Мария обнимает её черные плечи, нежно касается губами оперённого лба. Бадб вздрагивает, словно пробуждаясь ото сна, сжимает птичьей когтистой лапой мягкую ладонь Марии, осторожно, чтоб не поранить.
Дальше они идут рука об руку.
Туман расступается перед ними, расползается, как ветхая, на глазах истлевающая ткань. Бескрайние поля верещатника вокруг, серо-розовые, усыпанные мелкой колючей росой. Подол домашней юбки Марии тяжелеет, а кровавое пятно на груди расползается шире и шире. Мерно и медленно накатывает острый и свежий запах близкой воды, к нему примешивается стылость старых камней и могил.
– Если дьявол где и похоронен, – шепчет Мария, – то именно здесь.
Страх сотрясает её всю, и даже воли, даже любви к Бригитте уже недостаточно, чтобы продолжить путь. Бадб оборачивается к ней, едва проводит чёрными когтями по щеке в неумелой попытке ободрить.
– Не дьявол, Мария, нет, – шепчет она, чёрные перья в рукавах её платья взметаются, словно крылом укрывают Марию. – Есть те, кто старше его, есть те, кто хуже его. И они не похоронены, нет. Они ждут.
Легче не становится.
Каменные плиты под ногами зыбки, как болотная топь, и каждый шаг даётся тяжело, словно к ногам пушечные ядра приковали, словно впереди – Страшный суд, и нет надежды его отсрочить.
Мимо остовов стен, мимо провалов дверей и окон, мимо крестов. В тумане они выкрали время, выгадали расстояние, но всё равно опоздали.

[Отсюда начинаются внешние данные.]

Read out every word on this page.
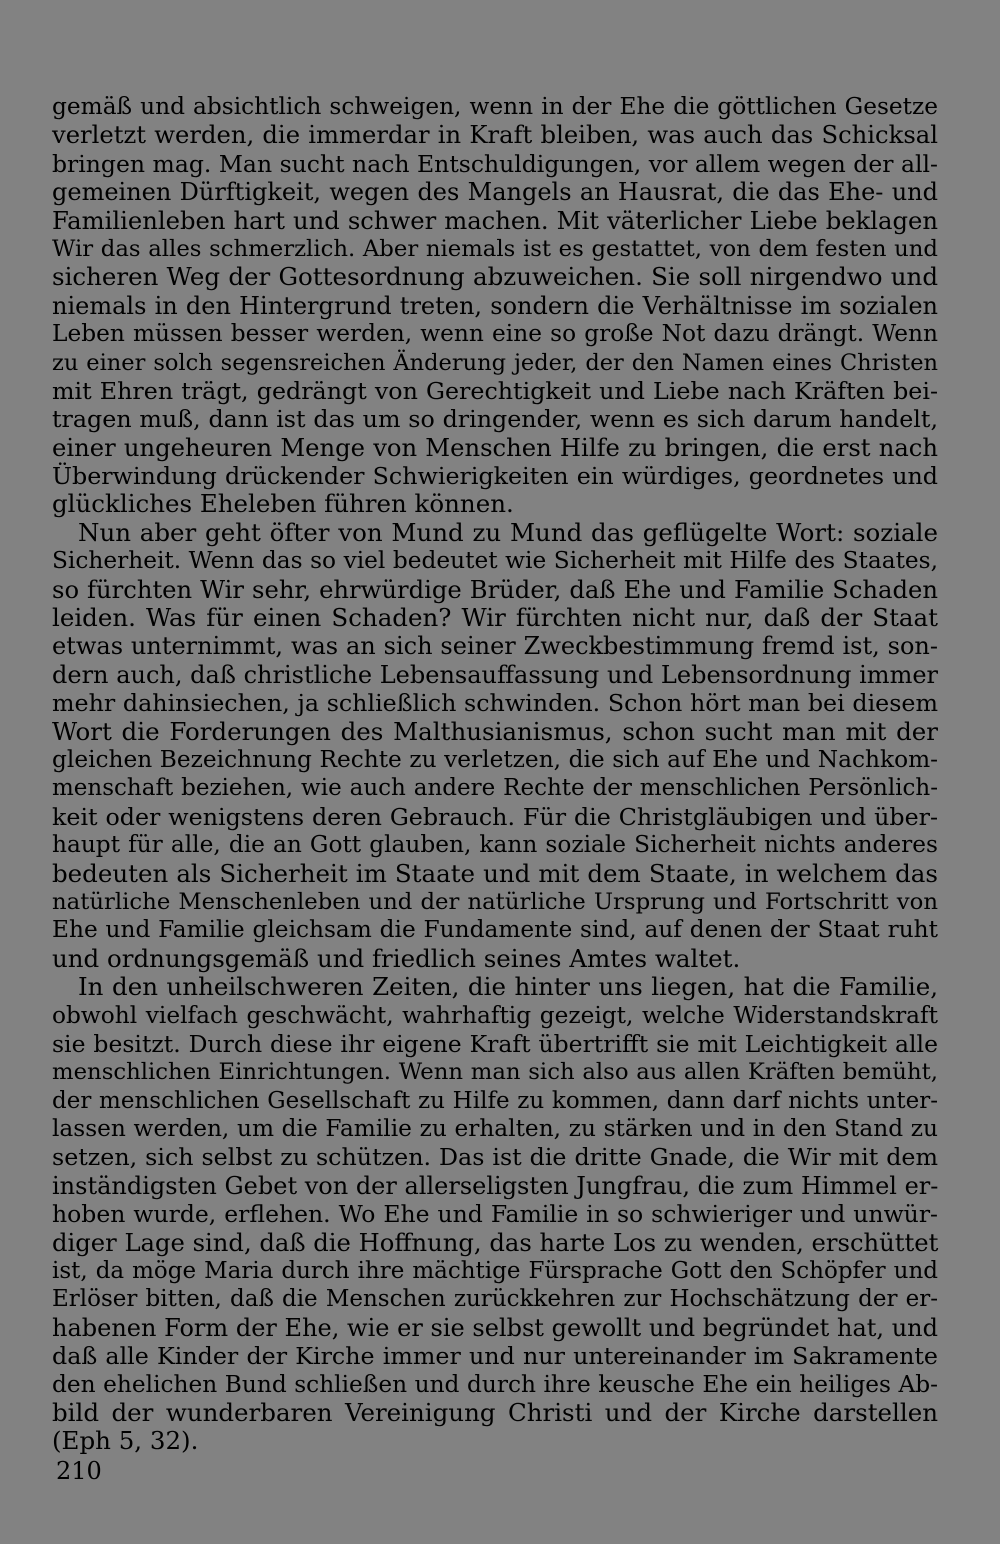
gemäß und absichtlich schweigen, wenn in der Ehe die göttlichen Gesetze
verletzt werden, die immerdar in Kraft bleiben, was auch das Schicksal
bringen mag. Man sucht nach Entschuldigungen, vor allem wegen der all-
gemeinen Dürftigkeit, wegen des Mangels an Hausrat, die das Ehe- und
Familienleben hart und schwer machen. Mit väterlicher Liebe beklagen
Wir das alles schmerzlich. Aber niemals ist es gestattet, von dem festen und
sicheren Weg der Gottesordnung abzuweichen. Sie soll nirgendwo und
niemals in den Hintergrund treten, sondern die Verhältnisse im sozialen
Leben müssen besser werden, wenn eine so große Not dazu drängt. Wenn
zu einer solch segensreichen Änderung jeder, der den Namen eines Christen
mit Ehren trägt, gedrängt von Gerechtigkeit und Liebe nach Kräften bei-
tragen muß, dann ist das um so dringender, wenn es sich darum handelt,
einer ungeheuren Menge von Menschen Hilfe zu bringen, die erst nach
Überwindung drückender Schwierigkeiten ein würdiges, geordnetes und
glückliches Eheleben führen können.
Nun aber geht öfter von Mund zu Mund das geflügelte Wort: soziale
Sicherheit. Wenn das so viel bedeutet wie Sicherheit mit Hilfe des Staates,
so fürchten Wir sehr, ehrwürdige Brüder, daß Ehe und Familie Schaden
leiden. Was für einen Schaden? Wir fürchten nicht nur, daß der Staat
etwas unternimmt, was an sich seiner Zweckbestimmung fremd ist, son-
dern auch, daß christliche Lebensauffassung und Lebensordnung immer
mehr dahinsiechen, ja schließlich schwinden. Schon hört man bei diesem
Wort die Forderungen des Malthusianismus, schon sucht man mit der
gleichen Bezeichnung Rechte zu verletzen, die sich auf Ehe und Nachkom-
menschaft beziehen, wie auch andere Rechte der menschlichen Persönlich-
keit oder wenigstens deren Gebrauch. Für die Christgläubigen und über-
haupt für alle, die an Gott glauben, kann soziale Sicherheit nichts anderes
bedeuten als Sicherheit im Staate und mit dem Staate, in welchem das
natürliche Menschenleben und der natürliche Ursprung und Fortschritt von
Ehe und Familie gleichsam die Fundamente sind, auf denen der Staat ruht
und ordnungsgemäß und friedlich seines Amtes waltet.
In den unheilschweren Zeiten, die hinter uns liegen, hat die Familie,
obwohl vielfach geschwächt, wahrhaftig gezeigt, welche Widerstandskraft
sie besitzt. Durch diese ihr eigene Kraft übertrifft sie mit Leichtigkeit alle
menschlichen Einrichtungen. Wenn man sich also aus allen Kräften bemüht,
der menschlichen Gesellschaft zu Hilfe zu kommen, dann darf nichts unter-
lassen werden, um die Familie zu erhalten, zu stärken und in den Stand zu
setzen, sich selbst zu schützen. Das ist die dritte Gnade, die Wir mit dem
inständigsten Gebet von der allerseligsten Jungfrau, die zum Himmel er-
hoben wurde, erflehen. Wo Ehe und Familie in so schwieriger und unwür-
diger Lage sind, daß die Hoffnung, das harte Los zu wenden, erschüttet
ist, da möge Maria durch ihre mächtige Fürsprache Gott den Schöpfer und
Erlöser bitten, daß die Menschen zurückkehren zur Hochschätzung der er-
habenen Form der Ehe, wie er sie selbst gewollt und begründet hat, und
daß alle Kinder der Kirche immer und nur untereinander im Sakramente
den ehelichen Bund schließen und durch ihre keusche Ehe ein heiliges Ab-
bild der wunderbaren Vereinigung Christi und der Kirche darstellen
(Eph 5, 32).
210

За разрушенным сводом, среди арок уцелевшего внутреннего двора аббатства стоит Бригитта, глаза её закрыты, а лицо под тонкой корочкой изморози безмятежно, как во сне. Венок на её голове засох, оброс иголочками инея, серебряным обручем обхватил волосы – побелевшие, потерявшие чёрный цвет. А за спиной девочки стоит белая дева, сияющая, как ледяная статуя, облитая светом полной луны, и тонкие её руки лежат на плечах Бригитты, и ясные её глаза опущены на Бригитту, и тонкие красивые губы нашептывают Бригитте белые сны, полные стужи и покоя.
У неё лицо Бадб – искусная маска, за которой искрится бескрайняя пустота ночного неба.
Позади них чернеет огромное дерево, грозное, величественное, и даже в темноте кора его влажно отблескивает алым, словно напитанная тысячей и тысячей жертвоприношений. Древний ствол неведомой силой скручен спиралью, а корни аркой вздымаются из земли. Мнится: есть что-то за этой аркой, что-то, кроме земли и коры – ибо там, в темноте, не знавшей света, тает даже ледяное сияние белой девы.
Чёрные вздутые корни змеями обвивают ноги Бригитты, тянутся вверх, чтоб оплести, спеленать, поглотить, затянуть белую кожу корой; годовыми кольцами, словно жёстким корсетом, сдавить грудь, пережать горло, язык обратить в нарост лишайника, глаза – в мелкие сучки. Но в руках девочки, накрепко прижатых к груди, искрится что-то, тлеет угольком, отогревает от белого хлада, сдерживает чёрные корни. Даже ледяная дева за спиной Бригитты только и может, что нашептывать сказки, чтоб девочка сама разжала руки, сдалась, погрузилась в пучину вечного сна.